The area of Lanarkshire where we are is quite remote and young people here are very sociable, so being stuck in the house for a long time during Covid-19 wasn’t something they were used to. All the time alone had an impact on their mental health but they didn’t fully appreciate why. Being part of a community was a way of helping them to improve their mental health again. Our music and social facilities are places for them to come and express themselves in a way that they might not even realise they need.
Now cost of living is an issue and it’s had an impact on the young people. Many have started to arrive at groups hungry because their parents have had to cut back. Their mood is different, their energy levels are lower. We’ve started to supply snacks and food while we teach them, and there’s a difference in the way the group acts and their ability to learn once they’ve eaten.
Some of them don’t realise the affect the cost of living is having on them because it’s indirectly through their parents, but they recognise that there’s a difference. They’re expressing something without properly knowing what it is. Part of our role is to help them express themselves without them feeling uncomfortable.
When young people leave this project, we want to see them go out there and thrive. We want them to do what they do best.

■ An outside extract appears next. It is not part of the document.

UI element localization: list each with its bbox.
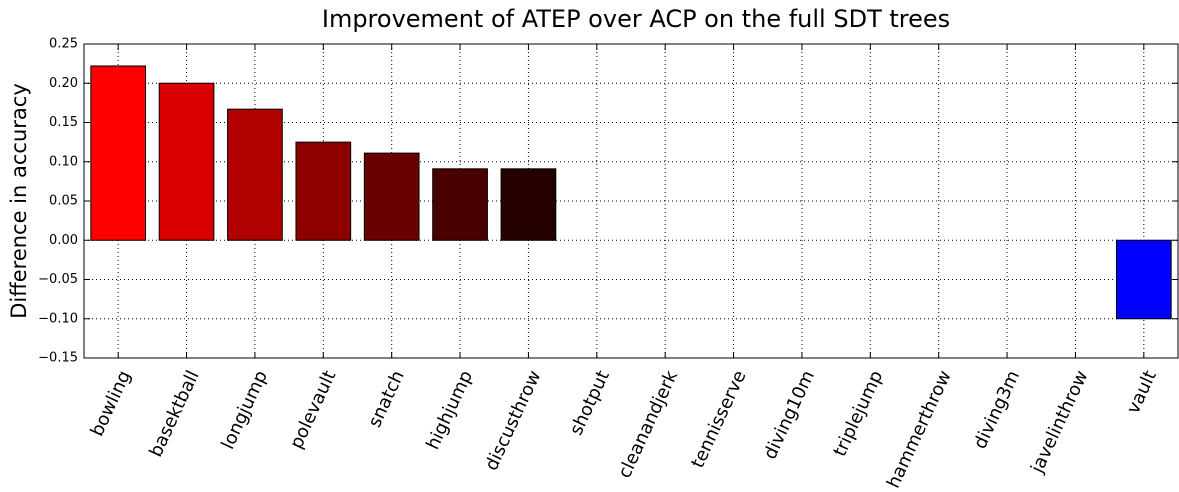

We have normal day-to-day conversations. They may come up to us and say things like they used to have packed lunches or snacks after school but not anymore, and instead of telling them that’s because of the cost of living crisis and potentially making them feel self-conscious about things, we listen to them and ask them what they would like us to do. We ask what kind of things they like to eat.

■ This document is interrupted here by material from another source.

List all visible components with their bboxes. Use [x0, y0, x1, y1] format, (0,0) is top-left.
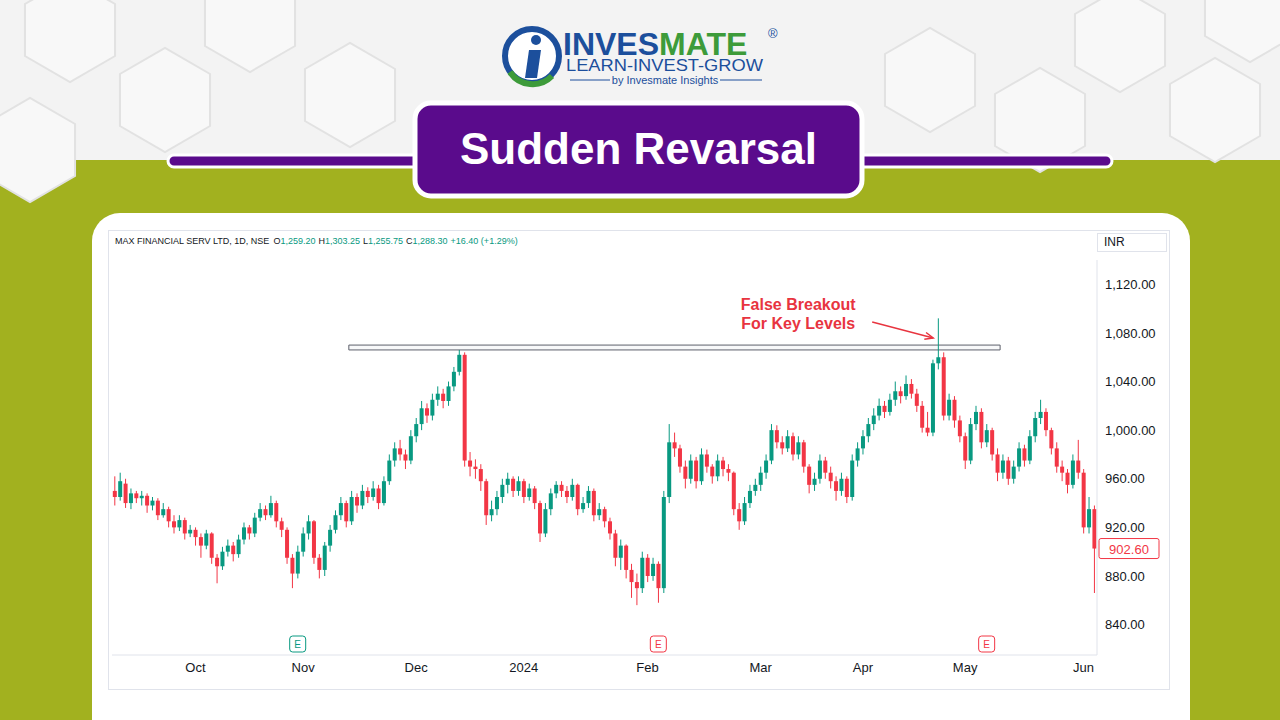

So we’re creating this sense that no matter what, they feel able to express themselves and address their needs and feelings. Being able to communicate with them as normal human beings, whether they’re a lot younger than us or older teenagers, helps minimise stigma so that they can tell us what they require as a community.
We do that through the activities as well, which help their mental health. We teach guitar, keyboards, drums, how to create a beat, how to write lyrics or poetry. The young people pick up a theme, any theme to do with how they’ve been affected mentally and we help them create a piece of music from it. At the end of the project we’ll put on a show where they can perform and hopefully feel confident. When they leave this project, we want to see them go out there and thrive. We want them to do what they do best.
Half an hour before our sessions ends, we sit around the table and just have a normal conversation about how life is going for everyone, and we hear about everything from school problems, relationship problems, things about their friends. This is mental health support but it’s presented informally, and what we see is young people leaving the sessions feeling unburdened and a little bit better.